900 U.S. Workers Temporarily Laid Off as Company Adjusts to New Tariffs
Automaker Stellantis, which owns brands like Jeep, Citroën, and Ram, has announced it will temporarily halt production at two of its facilities, the Windsor assembly plant in Canada and the Toluca assembly plant in Mexico, in response to President Donald Trump’s recent announcement of a 25% tariff on imported vehicles. This move will result in 900 U.S. employees being temporarily laid off as a result of the production stoppage.
The shutdown at the Windsor plant, located in Canada, will occur for two weeks—April 7 and April 14. Operations are expected to resume the week of April 21. Meanwhile, the Toluca assembly plant in Mexico will pause production for the entire month of April, starting April 7. The company is monitoring the situation closely to determine if further action is needed.

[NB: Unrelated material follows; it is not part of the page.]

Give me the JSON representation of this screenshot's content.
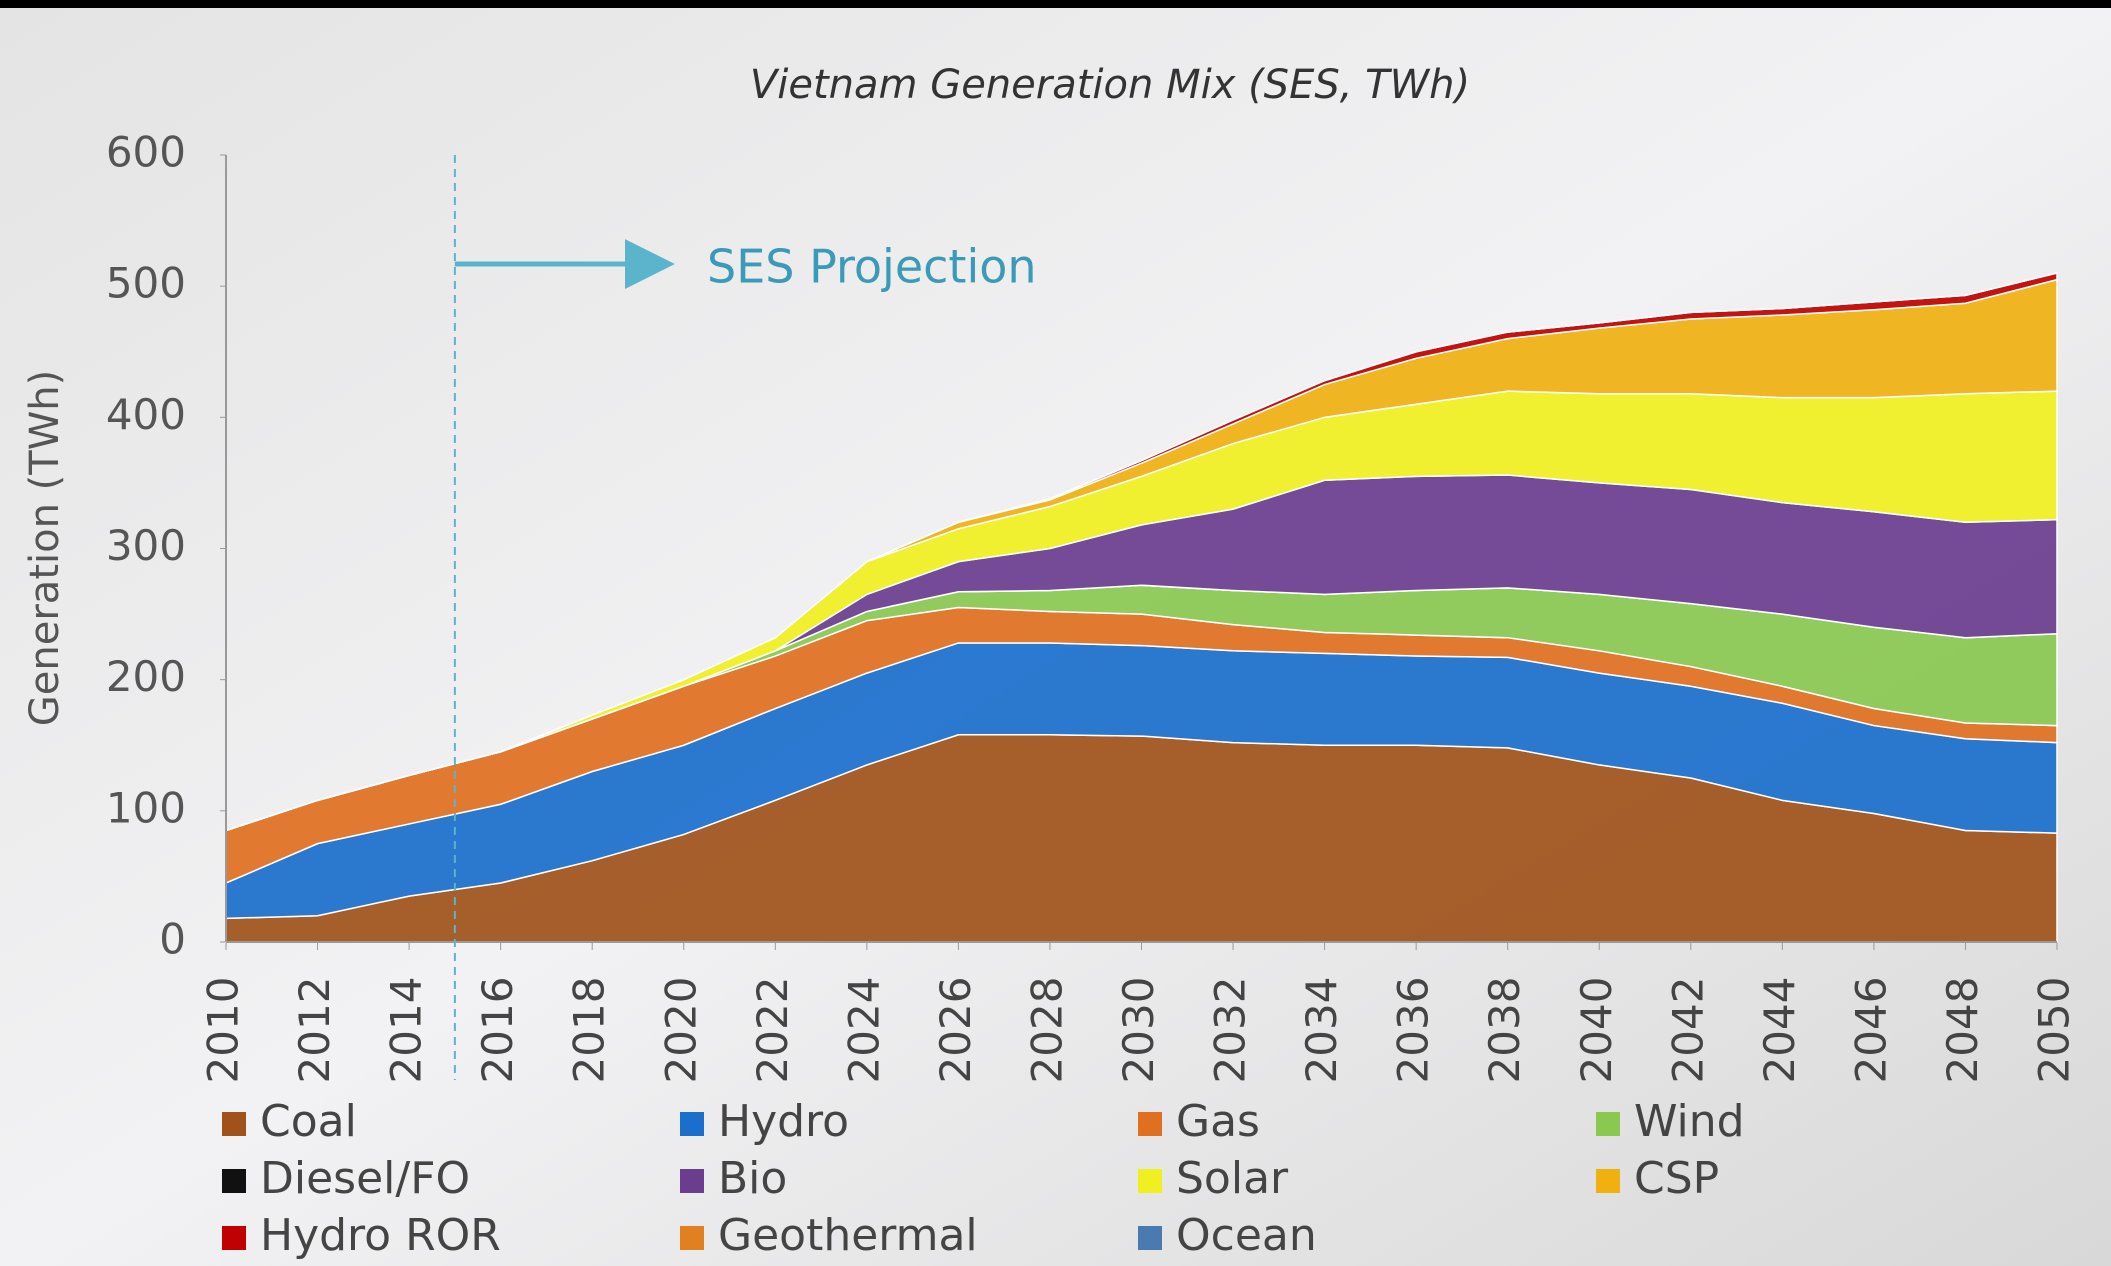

Temporary Layoffs and Uncertainty for U.S. Workers
Due to the halt in production, temporary layoffs will also affect workers at Stellantis’ Warren and Sterling stamping plants in Michigan, as well as the Indiana transmission plants and the Kokomo casting facility in Indiana. In an email to employees, Stellantis’ North American Chief Operating Officer Antonio Filosa explained that the company would quickly adapt to the tariff-induced policy changes. Filosa reassured employees by stating, “We understand that the current environment creates uncertainty. Be assured that we are very engaged with all of our key stakeholders, including top government leaders, unions, suppliers, and dealers in the U.S., Canada, and Mexico, as we work to manage and adapt to these changes.”
Impact of Trump’s Tariffs and Canada’s Response
President Trump’s 25% tariffs on auto imports, announced late last month, were intended to foster domestic manufacturing. However, the tariffs are expected to create financial strain on automakers that rely on global supply chains. In response, Prime Minister Mark Carney of Canada announced that the country will match Trump’s tariffs on U.S. vehicles, adding further strain to cross-border trade.
Stellantis Struggles Amid Market Changes
Stellantis has been facing challenges of its own. In December, CEO Carlos Tavares stepped down amid declining sales. North America had long been a profitable region for the company, but increasing competition and shifting market conditions led to struggles in recent years. In response, Stellantis made leadership changes in October, appointing new heads for its North American and European operations. The company also announced plans to reopen an assembly plant in Illinois and build the next-generation Dodge Durango in Detroit, aiming to resolve ongoing issues with the United Auto Workers (UAW).